Health, Education and Economic Management Improvements for Tuvalu
WASHINGTON D.C., September 5, 2018 - The World Bank’s Board of Executive Directors approved last week a US$7.5 million
grant to support Tuvalu’s Fourth Development Policy Operation. Government reforms, under this new operation, will seek
to improve early childhood education and care, address the non-communicable diseases epidemic, continue strengthening
the management of the country’s reserve assets and public finances, and encourage a more robust banking sector.
“Tuvalu remains fully committed to the partnership with the World Bank under its ongoing development policy operation
regarding health, education, economic development and long-term fiscal sustainability,” said Hon.

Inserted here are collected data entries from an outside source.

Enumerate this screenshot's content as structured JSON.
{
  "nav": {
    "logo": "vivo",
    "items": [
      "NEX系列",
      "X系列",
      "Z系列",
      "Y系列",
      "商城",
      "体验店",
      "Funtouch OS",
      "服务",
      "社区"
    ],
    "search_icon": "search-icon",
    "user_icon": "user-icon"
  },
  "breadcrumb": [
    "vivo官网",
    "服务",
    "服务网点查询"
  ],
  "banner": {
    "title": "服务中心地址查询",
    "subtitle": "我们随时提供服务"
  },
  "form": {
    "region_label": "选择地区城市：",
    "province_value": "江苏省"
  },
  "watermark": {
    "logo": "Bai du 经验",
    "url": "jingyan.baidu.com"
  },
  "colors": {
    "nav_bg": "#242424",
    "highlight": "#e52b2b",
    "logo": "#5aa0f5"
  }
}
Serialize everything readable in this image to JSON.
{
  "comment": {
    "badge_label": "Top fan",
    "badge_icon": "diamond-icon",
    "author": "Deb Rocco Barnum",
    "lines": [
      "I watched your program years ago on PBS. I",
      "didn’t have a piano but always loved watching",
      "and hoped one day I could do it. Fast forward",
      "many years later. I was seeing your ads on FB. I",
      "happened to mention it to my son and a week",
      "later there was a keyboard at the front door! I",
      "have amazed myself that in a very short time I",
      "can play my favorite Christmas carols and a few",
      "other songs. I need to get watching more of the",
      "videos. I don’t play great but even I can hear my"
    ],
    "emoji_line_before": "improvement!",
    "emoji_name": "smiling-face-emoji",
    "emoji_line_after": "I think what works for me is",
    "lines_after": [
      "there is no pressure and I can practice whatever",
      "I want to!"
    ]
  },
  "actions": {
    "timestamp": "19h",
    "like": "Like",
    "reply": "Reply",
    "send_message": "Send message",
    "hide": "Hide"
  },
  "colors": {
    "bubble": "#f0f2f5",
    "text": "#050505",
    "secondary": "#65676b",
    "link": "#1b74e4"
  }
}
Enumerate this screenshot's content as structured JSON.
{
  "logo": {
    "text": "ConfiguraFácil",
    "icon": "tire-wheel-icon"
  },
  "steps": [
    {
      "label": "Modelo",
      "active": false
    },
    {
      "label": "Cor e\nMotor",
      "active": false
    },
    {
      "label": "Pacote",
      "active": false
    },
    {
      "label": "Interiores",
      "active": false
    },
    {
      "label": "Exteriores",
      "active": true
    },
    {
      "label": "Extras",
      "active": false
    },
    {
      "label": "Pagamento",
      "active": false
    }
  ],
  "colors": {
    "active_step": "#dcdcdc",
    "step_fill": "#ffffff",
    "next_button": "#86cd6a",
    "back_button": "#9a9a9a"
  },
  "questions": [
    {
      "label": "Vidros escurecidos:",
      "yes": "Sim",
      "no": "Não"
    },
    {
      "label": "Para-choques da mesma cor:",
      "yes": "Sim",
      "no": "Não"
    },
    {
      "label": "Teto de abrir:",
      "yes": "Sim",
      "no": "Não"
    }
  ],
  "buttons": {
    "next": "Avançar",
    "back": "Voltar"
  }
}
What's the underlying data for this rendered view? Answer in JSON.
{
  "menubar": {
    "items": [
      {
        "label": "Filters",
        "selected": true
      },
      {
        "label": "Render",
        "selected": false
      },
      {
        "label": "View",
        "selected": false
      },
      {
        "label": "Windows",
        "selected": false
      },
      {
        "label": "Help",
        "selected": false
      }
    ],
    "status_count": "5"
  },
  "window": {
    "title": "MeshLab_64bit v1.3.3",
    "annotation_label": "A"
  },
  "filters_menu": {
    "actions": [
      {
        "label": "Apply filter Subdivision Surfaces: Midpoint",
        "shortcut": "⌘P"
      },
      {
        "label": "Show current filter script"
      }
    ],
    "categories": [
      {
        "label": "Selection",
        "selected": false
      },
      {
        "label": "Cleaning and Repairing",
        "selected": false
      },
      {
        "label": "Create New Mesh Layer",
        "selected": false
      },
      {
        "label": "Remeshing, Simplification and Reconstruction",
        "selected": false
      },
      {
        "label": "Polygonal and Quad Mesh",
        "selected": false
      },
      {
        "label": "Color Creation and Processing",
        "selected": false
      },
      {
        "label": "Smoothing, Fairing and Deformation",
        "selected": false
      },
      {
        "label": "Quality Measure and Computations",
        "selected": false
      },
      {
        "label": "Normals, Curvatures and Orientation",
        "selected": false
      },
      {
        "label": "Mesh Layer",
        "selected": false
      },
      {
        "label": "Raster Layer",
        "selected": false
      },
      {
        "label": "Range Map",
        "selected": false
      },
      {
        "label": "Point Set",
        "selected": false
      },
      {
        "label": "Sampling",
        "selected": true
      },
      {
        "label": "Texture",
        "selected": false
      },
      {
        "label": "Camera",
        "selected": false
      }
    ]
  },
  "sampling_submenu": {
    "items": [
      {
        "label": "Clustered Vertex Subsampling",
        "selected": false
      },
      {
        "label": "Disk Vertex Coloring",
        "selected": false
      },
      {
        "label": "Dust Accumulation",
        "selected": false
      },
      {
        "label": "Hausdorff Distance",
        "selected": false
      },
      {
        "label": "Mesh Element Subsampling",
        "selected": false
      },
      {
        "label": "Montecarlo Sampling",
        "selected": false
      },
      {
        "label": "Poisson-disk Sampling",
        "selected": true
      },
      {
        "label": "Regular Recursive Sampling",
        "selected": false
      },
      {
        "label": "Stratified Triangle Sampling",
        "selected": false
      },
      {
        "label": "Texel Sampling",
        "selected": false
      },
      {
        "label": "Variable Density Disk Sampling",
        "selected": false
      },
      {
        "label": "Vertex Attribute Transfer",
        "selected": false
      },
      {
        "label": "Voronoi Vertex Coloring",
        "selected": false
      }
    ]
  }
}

Maatia Toafa, Tuvalu
Minister for Finance and Economic Development. “On behalf of the government and people of Tuvalu, I extend our heartfelt
appreciation to the Board of the World Bank for the continuing and unwavering support in getting the partnership to the
level it is now.”
The operation is structured under two pillars aligned with government priorities:
First, it aims to improve delivery of health and education services by formally recognizing early childhood care and
education as a government mandate, and increasing duties on certain tobacco, alcohol and sugary drinks.
Second, it will improve macroeconomic and fiscal sustainability by strengthening the management of reserves in the
Tuvalu Trust Fund, ensuring an affordable public service, and enhancing banking sector oversight and sustainability. The
operation is also expected to boost budget reserves for times of crisis.
“The World Bank is ready to continue its support to Tuvalu’s development of a more sustainable economy, including the
country’s ability to absorb shocks without disruption to the level of service delivery,” said Michel Kerf, Country
Director for Papua New Guinea and the Pacific Islands. “This project will also build on previous efforts to enhance the
quality of key public services and improve delivery for all.”
Activities under the first pillar will ensure that the education provided in the early years is formally recognized and
officially incorporated into the nation’s education sector; while increasing the price of tobacco, alcohol and sugary
beverages will ultimately reduce the risk of non-communicable diseases for many. Activities under the second pillar will
improve oversight of the Tuvalu Trust Fund; strengthen budget planning and transparency around public service staffing
decisions, and fully operationalize a banking commission to improve the oversight of the banking sector.
The Fourth Development Policy Operation is funded through a US$7.5 million grant from the International Development
Association, the World Bank’s fund for the most in-need countries.